A vida de Brás Cubas, aliás, é uma série de fracassos. Talvez aí também esteja um dos grandes méritos do livro, que não cria um protagonista de boa índole. Era uma peste quando criança, traiu amigos, foi amante, preconceituoso, entrou em negócios furados e acumulou derrotas. O capítulo final é uma ode a tudo que ele não foi, elencando várias coisas que deixou de ser, mas que mesmo assim teve uma vida boa. E, no fim, a frase que mais resume tudo:

Não tive filhos, não transmiti a nenhuma criatura o legado da nossa miséria.

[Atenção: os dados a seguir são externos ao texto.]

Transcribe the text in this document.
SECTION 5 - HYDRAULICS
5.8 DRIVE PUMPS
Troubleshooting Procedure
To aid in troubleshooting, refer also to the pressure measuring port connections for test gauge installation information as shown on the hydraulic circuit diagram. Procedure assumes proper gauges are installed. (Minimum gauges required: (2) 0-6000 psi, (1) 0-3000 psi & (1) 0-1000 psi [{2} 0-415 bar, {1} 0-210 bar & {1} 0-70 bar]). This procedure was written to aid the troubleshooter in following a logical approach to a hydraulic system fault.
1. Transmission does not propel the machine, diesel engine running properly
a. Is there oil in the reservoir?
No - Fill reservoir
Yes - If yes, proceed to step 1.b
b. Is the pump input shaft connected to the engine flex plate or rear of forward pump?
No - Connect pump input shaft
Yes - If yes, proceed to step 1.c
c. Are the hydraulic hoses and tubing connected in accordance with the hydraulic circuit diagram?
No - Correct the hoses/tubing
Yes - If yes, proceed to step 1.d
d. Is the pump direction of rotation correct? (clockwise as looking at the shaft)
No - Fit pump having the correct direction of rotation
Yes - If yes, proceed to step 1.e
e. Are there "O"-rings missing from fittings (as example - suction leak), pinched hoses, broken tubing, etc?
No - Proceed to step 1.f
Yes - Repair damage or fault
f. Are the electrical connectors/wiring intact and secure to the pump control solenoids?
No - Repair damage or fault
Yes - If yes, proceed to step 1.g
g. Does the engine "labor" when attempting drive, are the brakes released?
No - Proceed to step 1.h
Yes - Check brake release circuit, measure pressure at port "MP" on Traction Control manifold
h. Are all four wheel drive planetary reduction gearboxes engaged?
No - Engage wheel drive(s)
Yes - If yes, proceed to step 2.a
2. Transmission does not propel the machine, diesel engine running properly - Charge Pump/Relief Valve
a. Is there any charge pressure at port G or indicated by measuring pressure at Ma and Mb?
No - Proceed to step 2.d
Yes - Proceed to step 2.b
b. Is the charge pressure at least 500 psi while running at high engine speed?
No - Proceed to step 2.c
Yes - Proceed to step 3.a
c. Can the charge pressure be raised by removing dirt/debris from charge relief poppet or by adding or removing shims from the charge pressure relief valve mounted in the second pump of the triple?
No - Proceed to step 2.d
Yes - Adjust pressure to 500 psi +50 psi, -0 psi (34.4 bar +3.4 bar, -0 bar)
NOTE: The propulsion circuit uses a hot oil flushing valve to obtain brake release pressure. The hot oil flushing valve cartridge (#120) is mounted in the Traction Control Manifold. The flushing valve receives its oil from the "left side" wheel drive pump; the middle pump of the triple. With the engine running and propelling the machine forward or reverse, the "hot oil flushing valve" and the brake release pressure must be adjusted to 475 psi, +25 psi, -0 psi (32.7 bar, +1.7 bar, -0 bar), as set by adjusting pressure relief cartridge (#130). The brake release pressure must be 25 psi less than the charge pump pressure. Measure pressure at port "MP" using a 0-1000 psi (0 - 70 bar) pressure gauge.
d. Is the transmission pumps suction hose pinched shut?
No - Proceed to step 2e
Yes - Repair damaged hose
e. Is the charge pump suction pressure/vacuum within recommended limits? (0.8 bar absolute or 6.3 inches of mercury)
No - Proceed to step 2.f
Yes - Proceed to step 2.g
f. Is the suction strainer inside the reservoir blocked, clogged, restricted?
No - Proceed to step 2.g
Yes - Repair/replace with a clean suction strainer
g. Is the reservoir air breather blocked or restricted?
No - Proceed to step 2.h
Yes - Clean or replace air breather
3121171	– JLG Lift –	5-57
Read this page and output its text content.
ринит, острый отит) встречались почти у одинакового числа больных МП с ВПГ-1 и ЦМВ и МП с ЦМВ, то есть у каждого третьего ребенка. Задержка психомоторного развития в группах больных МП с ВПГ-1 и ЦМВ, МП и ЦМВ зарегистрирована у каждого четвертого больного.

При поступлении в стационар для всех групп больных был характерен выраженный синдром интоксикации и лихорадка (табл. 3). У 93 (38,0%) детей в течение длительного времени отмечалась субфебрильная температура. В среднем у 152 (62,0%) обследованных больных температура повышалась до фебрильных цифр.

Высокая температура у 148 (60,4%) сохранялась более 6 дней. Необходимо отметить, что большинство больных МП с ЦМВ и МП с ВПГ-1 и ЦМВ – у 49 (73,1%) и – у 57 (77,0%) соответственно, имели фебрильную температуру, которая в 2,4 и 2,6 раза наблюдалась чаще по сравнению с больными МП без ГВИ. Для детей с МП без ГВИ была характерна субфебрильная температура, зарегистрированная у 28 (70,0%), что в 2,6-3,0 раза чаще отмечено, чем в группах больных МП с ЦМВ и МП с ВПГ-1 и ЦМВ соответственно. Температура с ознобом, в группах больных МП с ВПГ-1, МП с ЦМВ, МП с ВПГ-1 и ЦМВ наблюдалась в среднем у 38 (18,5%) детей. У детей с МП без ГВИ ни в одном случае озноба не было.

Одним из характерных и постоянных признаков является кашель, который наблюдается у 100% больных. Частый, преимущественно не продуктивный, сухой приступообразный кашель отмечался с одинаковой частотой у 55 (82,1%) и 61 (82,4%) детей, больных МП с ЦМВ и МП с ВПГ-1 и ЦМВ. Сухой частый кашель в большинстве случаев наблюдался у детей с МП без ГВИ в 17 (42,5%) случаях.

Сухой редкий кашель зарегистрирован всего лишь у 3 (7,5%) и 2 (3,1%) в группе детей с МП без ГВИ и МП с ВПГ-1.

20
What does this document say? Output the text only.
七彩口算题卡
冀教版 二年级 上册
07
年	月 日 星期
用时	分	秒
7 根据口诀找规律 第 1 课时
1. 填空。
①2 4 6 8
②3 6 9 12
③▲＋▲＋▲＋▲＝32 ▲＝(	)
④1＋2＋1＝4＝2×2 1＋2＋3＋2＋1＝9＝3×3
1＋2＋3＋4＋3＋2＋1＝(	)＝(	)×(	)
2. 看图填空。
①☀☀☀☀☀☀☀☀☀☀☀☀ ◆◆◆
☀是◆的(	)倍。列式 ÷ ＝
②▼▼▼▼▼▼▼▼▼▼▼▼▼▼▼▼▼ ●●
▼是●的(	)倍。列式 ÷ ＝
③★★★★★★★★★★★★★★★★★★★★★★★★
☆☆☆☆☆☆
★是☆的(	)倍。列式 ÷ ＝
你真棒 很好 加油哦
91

Esses fracassos são uma crítica à sociedade da época. Em vez de falar sobre a elite pelo lado de fora, Machado faz isso a partir de um personagem que está inserido nela, que não precisa trabalhar pois possui herança suficiente para se manter bem financeiramente pelo resto da vida. Uma vida, inclusive, de grande vazio, com críticas à sociedade escravocrata e ao ponto de mostrar um ex-escravo, que Brás humilhou quando criança, descontando no próprio escravo anos depois.

Outro ponto legal está no capítulo LXXI, quando o narrador começa a achar que o livro é “enfadonho, cheira a sepulcro, traz certa contração cadavérica”. Mas como não consegue admitir que tem culpa, diz que o leitor é o maior defeito de um livro. “Tu tens pressa de envelhecer, e o livro anda devagar”, diz. O que é um grande trunfo, pois se as pessoas disserem que acharam o livro enfadonho, a culpa é delas e não do Machado, que pode dizer que fez isso de propósito.

Não vou entrar em detalhes de como a obra revolucionou o romance brasileiro, de como foi importante para o Realismo nacional e das ironias finas que jorram de todas as páginas. Resta dizer que Memórias Póstumas de Brás Cubas é um dos maiores livros da língua portuguesa e só isso basta.

Leitura na escola

Memórias não é um livro fácil de ser lido e não entendo porque os professores insistem em passá-lo para uma galera de 15 ou 16 anos. Machado de Assis é um dos principais autores nacionais e, por isso, um dos assuntos estudados na aula de língua portuguesa. A leitura, porém, exige bastante do leitor. Ele viveu em outra época, a linguagem e a sociedade eram diferentes das que estamos acostumados. É natural ter dificuldades.

Comecei a ler Memórias há um bom tempo, mas como não estava no clima para lê-lo, deixei de lado e só voltei quando me senti preparado. Mesmo assim, pretendo reler daqui uns anos, para ver novos pontos. E se você foi forçado a ler por algum professor de português, desapegue da obrigação e tente ler com prazer. Só assim a leitura vai se tornar prazerosa e você vai poder aproveitar toda a genialidade machadiana.

No blog da L&PM: Woody Allen também lê Machado de Assis

Memórias Póstumas de Brás Cubas
Machado de Assis
Editora Ática, 1990 (lançado em 1881)
144 páginas
ISBN: 85 08 00013 8

P.S.: Meu nome completo é Bruno Barbosa de Assis, mas sempre assino Bruno (ou Brunín) Assis. Só não uso o “de” por causa do Machado. Afinal, qualquer semelhança com o grande mestre da escrita é uma injustiça com a imagem dele.